Department of Emergency Medicine, Myongi Hospital, Gyeonggi, South Korea.
Department of Emergency Medicine, Myongi Hospital, Gyeonggi, South Korea.
Am J Emerg Med. 2020 May;38(5):911-915. doi: 10.1016/j.ajem.2019.07.011. Epub 2019 Jul 8.
Hypotension after emergent ETI is a relatively common complication during and after emergency airway management. We aimed to evaluate SI, MSI, and age SI to predict PIH in patients who presented to the emergency department. Moreover, which factors would be better for predicting the event or similar to the others.
A retrospective, standardized chart review of consecutive ED patients requiring intubation at an urban, tertiary-care teaching hospital, from January 2011 to December 2016. PIH was defined as any recorded SBP <90 mmHg or MAP <65 mmHg within the 60-minute period after intubation.
Hypotension after emergent ETI was observed in 130 (29.7%) patients. The ROC-AUC of age SI, MSI, and SI before intubation for prediction of PIH were 0.676 (95% CI 0.63-0.72), 0.614 (95% CI 0.567-0.66), and 0.611 (95% CI 0.564-0.657). The prognostic performance of age SI for prediction of PIH was better than MSI and SI (p = 0.006 for age SI versus MSI, p = 0.005 for age SI versus SI).

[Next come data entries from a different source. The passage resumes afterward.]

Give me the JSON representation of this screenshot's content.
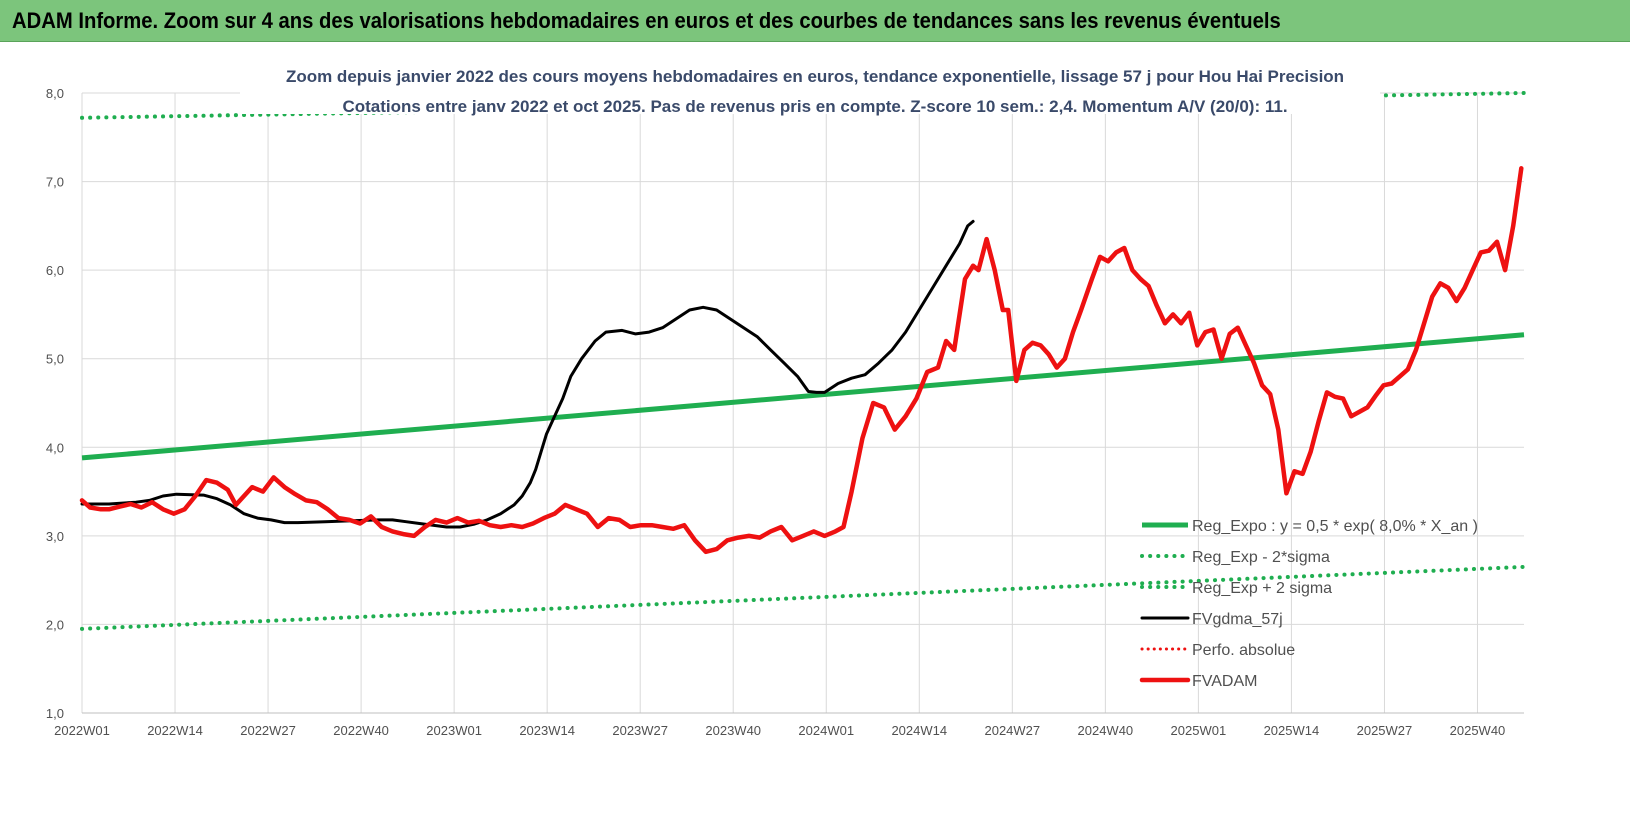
{
  "banner": {
    "title": "ADAM Informe. Zoom sur 4 ans des valorisations hebdomadaires en euros et des courbes de tendances sans les revenus éventuels"
  },
  "chart_data": {
    "type": "line",
    "title": "Zoom depuis janvier 2022 des cours moyens hebdomadaires en euros, tendance exponentielle, lissage 57 j pour Hou Hai Precision",
    "subtitle": "Cotations entre janv 2022 et oct 2025. Pas de revenus pris en compte. Z-score 10 sem.: 2,4. Momentum A/V (20/0): 11.",
    "xlabel": "",
    "ylabel": "",
    "ylim": [
      1.0,
      8.0
    ],
    "y_ticks": [
      "1,0",
      "2,0",
      "3,0",
      "4,0",
      "5,0",
      "6,0",
      "7,0",
      "8,0"
    ],
    "x_ticks": [
      "2022W01",
      "2022W14",
      "2022W27",
      "2022W40",
      "2023W01",
      "2023W14",
      "2023W27",
      "2023W40",
      "2024W01",
      "2024W14",
      "2024W27",
      "2024W40",
      "2025W01",
      "2025W14",
      "2025W27",
      "2025W40"
    ],
    "grid": true,
    "legend_position": "bottom-right",
    "colors": {
      "green": "#1fae50",
      "black": "#000000",
      "red": "#ee1111",
      "grid": "#d9d9d9"
    },
    "series": [
      {
        "name": "Reg_Expo : y = 0,5 * exp( 8,0% *  X_an )",
        "style": "solid-green",
        "points": [
          [
            0,
            3.88
          ],
          [
            207,
            5.27
          ]
        ]
      },
      {
        "name": "Reg_Exp - 2*sigma",
        "style": "dotted-green",
        "points": [
          [
            0,
            1.95
          ],
          [
            207,
            2.65
          ]
        ]
      },
      {
        "name": "Reg_Exp + 2 sigma",
        "style": "dotted-green",
        "points": [
          [
            0,
            7.72
          ],
          [
            207,
            8.0
          ]
        ]
      },
      {
        "name": "FVgdma_57j",
        "style": "solid-black",
        "points": [
          [
            0,
            3.36
          ],
          [
            10,
            3.36
          ],
          [
            20,
            3.38
          ],
          [
            25,
            3.4
          ],
          [
            30,
            3.45
          ],
          [
            35,
            3.47
          ],
          [
            45,
            3.46
          ],
          [
            50,
            3.42
          ],
          [
            55,
            3.35
          ],
          [
            60,
            3.25
          ],
          [
            65,
            3.2
          ],
          [
            70,
            3.18
          ],
          [
            75,
            3.15
          ],
          [
            80,
            3.15
          ],
          [
            90,
            3.16
          ],
          [
            100,
            3.17
          ],
          [
            110,
            3.18
          ],
          [
            115,
            3.18
          ],
          [
            120,
            3.16
          ],
          [
            125,
            3.14
          ],
          [
            130,
            3.12
          ],
          [
            135,
            3.1
          ],
          [
            140,
            3.1
          ],
          [
            145,
            3.13
          ],
          [
            150,
            3.18
          ],
          [
            155,
            3.25
          ],
          [
            160,
            3.35
          ],
          [
            163,
            3.45
          ],
          [
            166,
            3.6
          ],
          [
            168,
            3.75
          ],
          [
            170,
            3.95
          ],
          [
            172,
            4.15
          ],
          [
            175,
            4.35
          ],
          [
            178,
            4.55
          ],
          [
            181,
            4.8
          ],
          [
            185,
            5.0
          ],
          [
            190,
            5.2
          ],
          [
            194,
            5.3
          ],
          [
            200,
            5.32
          ],
          [
            205,
            5.28
          ],
          [
            210,
            5.3
          ],
          [
            215,
            5.35
          ],
          [
            220,
            5.45
          ],
          [
            225,
            5.55
          ],
          [
            230,
            5.58
          ],
          [
            235,
            5.55
          ],
          [
            240,
            5.45
          ],
          [
            245,
            5.35
          ],
          [
            250,
            5.25
          ],
          [
            255,
            5.1
          ],
          [
            260,
            4.95
          ],
          [
            265,
            4.8
          ],
          [
            269,
            4.63
          ],
          [
            272,
            4.62
          ],
          [
            275,
            4.62
          ],
          [
            280,
            4.72
          ],
          [
            285,
            4.78
          ],
          [
            290,
            4.82
          ],
          [
            295,
            4.95
          ],
          [
            300,
            5.1
          ],
          [
            305,
            5.3
          ],
          [
            310,
            5.55
          ],
          [
            315,
            5.8
          ],
          [
            320,
            6.05
          ],
          [
            325,
            6.3
          ],
          [
            328,
            6.5
          ],
          [
            330,
            6.55
          ]
        ]
      },
      {
        "name": "Perfo. absolue",
        "style": "dotted-red",
        "points": []
      },
      {
        "name": "FVADAM",
        "style": "solid-red",
        "points": [
          [
            0,
            3.4
          ],
          [
            3,
            3.32
          ],
          [
            7,
            3.3
          ],
          [
            10,
            3.3
          ],
          [
            14,
            3.33
          ],
          [
            18,
            3.36
          ],
          [
            22,
            3.32
          ],
          [
            26,
            3.38
          ],
          [
            30,
            3.3
          ],
          [
            34,
            3.25
          ],
          [
            38,
            3.3
          ],
          [
            42,
            3.45
          ],
          [
            46,
            3.63
          ],
          [
            50,
            3.6
          ],
          [
            54,
            3.52
          ],
          [
            57,
            3.35
          ],
          [
            60,
            3.45
          ],
          [
            63,
            3.55
          ],
          [
            67,
            3.5
          ],
          [
            71,
            3.66
          ],
          [
            75,
            3.55
          ],
          [
            79,
            3.47
          ],
          [
            83,
            3.4
          ],
          [
            87,
            3.38
          ],
          [
            91,
            3.3
          ],
          [
            95,
            3.2
          ],
          [
            99,
            3.18
          ],
          [
            103,
            3.14
          ],
          [
            107,
            3.22
          ],
          [
            111,
            3.1
          ],
          [
            115,
            3.05
          ],
          [
            119,
            3.02
          ],
          [
            123,
            3.0
          ],
          [
            127,
            3.1
          ],
          [
            131,
            3.18
          ],
          [
            135,
            3.15
          ],
          [
            139,
            3.2
          ],
          [
            143,
            3.15
          ],
          [
            147,
            3.17
          ],
          [
            151,
            3.12
          ],
          [
            155,
            3.1
          ],
          [
            159,
            3.12
          ],
          [
            163,
            3.1
          ],
          [
            167,
            3.14
          ],
          [
            171,
            3.2
          ],
          [
            175,
            3.25
          ],
          [
            179,
            3.35
          ],
          [
            183,
            3.3
          ],
          [
            187,
            3.25
          ],
          [
            191,
            3.1
          ],
          [
            195,
            3.2
          ],
          [
            199,
            3.18
          ],
          [
            203,
            3.1
          ],
          [
            207,
            3.12
          ],
          [
            211,
            3.12
          ],
          [
            215,
            3.1
          ],
          [
            219,
            3.08
          ],
          [
            223,
            3.12
          ],
          [
            227,
            2.95
          ],
          [
            231,
            2.82
          ],
          [
            235,
            2.85
          ],
          [
            239,
            2.95
          ],
          [
            243,
            2.98
          ],
          [
            247,
            3.0
          ],
          [
            251,
            2.98
          ],
          [
            255,
            3.05
          ],
          [
            259,
            3.1
          ],
          [
            263,
            2.95
          ],
          [
            267,
            3.0
          ],
          [
            271,
            3.05
          ],
          [
            275,
            3.0
          ],
          [
            279,
            3.05
          ],
          [
            282,
            3.1
          ],
          [
            285,
            3.5
          ],
          [
            289,
            4.1
          ],
          [
            293,
            4.5
          ],
          [
            297,
            4.45
          ],
          [
            301,
            4.2
          ],
          [
            305,
            4.35
          ],
          [
            309,
            4.55
          ],
          [
            313,
            4.85
          ],
          [
            317,
            4.9
          ],
          [
            320,
            5.2
          ],
          [
            323,
            5.1
          ],
          [
            327,
            5.9
          ],
          [
            330,
            6.05
          ],
          [
            332,
            6.0
          ],
          [
            335,
            6.35
          ],
          [
            338,
            6.0
          ],
          [
            341,
            5.55
          ],
          [
            343,
            5.55
          ],
          [
            346,
            4.75
          ],
          [
            349,
            5.1
          ],
          [
            352,
            5.18
          ],
          [
            355,
            5.15
          ],
          [
            358,
            5.05
          ],
          [
            361,
            4.9
          ],
          [
            364,
            5.0
          ],
          [
            367,
            5.3
          ],
          [
            370,
            5.55
          ],
          [
            374,
            5.9
          ],
          [
            377,
            6.15
          ],
          [
            380,
            6.1
          ],
          [
            383,
            6.2
          ],
          [
            386,
            6.25
          ],
          [
            389,
            6.0
          ],
          [
            392,
            5.9
          ],
          [
            395,
            5.82
          ],
          [
            398,
            5.6
          ],
          [
            401,
            5.4
          ],
          [
            404,
            5.5
          ],
          [
            407,
            5.4
          ],
          [
            410,
            5.52
          ],
          [
            413,
            5.15
          ],
          [
            416,
            5.3
          ],
          [
            419,
            5.33
          ],
          [
            422,
            5.0
          ],
          [
            425,
            5.28
          ],
          [
            428,
            5.35
          ],
          [
            431,
            5.15
          ],
          [
            434,
            4.95
          ],
          [
            437,
            4.7
          ],
          [
            440,
            4.6
          ],
          [
            443,
            4.2
          ],
          [
            446,
            3.48
          ],
          [
            449,
            3.73
          ],
          [
            452,
            3.7
          ],
          [
            455,
            3.95
          ],
          [
            458,
            4.3
          ],
          [
            461,
            4.62
          ],
          [
            464,
            4.57
          ],
          [
            467,
            4.55
          ],
          [
            470,
            4.35
          ],
          [
            473,
            4.4
          ],
          [
            476,
            4.45
          ],
          [
            479,
            4.58
          ],
          [
            482,
            4.7
          ],
          [
            485,
            4.72
          ],
          [
            488,
            4.8
          ],
          [
            491,
            4.88
          ],
          [
            494,
            5.1
          ],
          [
            497,
            5.4
          ],
          [
            500,
            5.7
          ],
          [
            503,
            5.85
          ],
          [
            506,
            5.8
          ],
          [
            509,
            5.65
          ],
          [
            512,
            5.8
          ],
          [
            515,
            6.0
          ],
          [
            518,
            6.2
          ],
          [
            521,
            6.22
          ],
          [
            524,
            6.32
          ],
          [
            527,
            6.0
          ],
          [
            530,
            6.5
          ],
          [
            533,
            7.15
          ]
        ]
      }
    ]
  }
}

Preintubation age SI, MSI, and SI are all independent predictors of PIH in patients who need emergent intubation. Aong these parameters, age SI is the best marker to predict the outcome. Calculation of these indexes are simple and could be an guide of implement to prevent hypotension after ETI.
在紧急气道管理期间和之后,紧急气管插管后出现低血压是一种相对常见的并发症。我们旨在评估 SI、MSI 和年龄 SI,以预测急诊科就诊患者发生 PIH。此外,哪些因素更适合预测该事件或与其他因素相似。
对 2011 年 1 月至 2016 年 12 月期间在城市三级教学医院需要插管的连续 ED 患者进行回顾性、标准化图表回顾。PIH 定义为插管后 60 分钟内任何记录的 SBP<90mmHg 或 MAP<65mmHg。
130 例(29.7%)患者出现紧急 ETI 后低血压。年龄 SI、MSI 和插管前 SI 预测 PIH 的 ROC-AUC 分别为 0.676(95%CI 0.63-0.72)、0.614(95%CI 0.567-0.66)和 0.611(95%CI 0.564-0.657)。年龄 SI 对 PIH 的预测预后优于 MSI 和 SI(年龄 SI 与 MSI 相比,p=0.006;年龄 SI 与 SI 相比,p=0.005)。
需紧急插管的患者插管前的年龄 SI、MSI 和 SI 均为 PIH 的独立预测因子。在这些参数中,年龄 SI 是预测结果的最佳标志物。计算这些指标很简单,可以作为预防 ETI 后低血压的实施指南。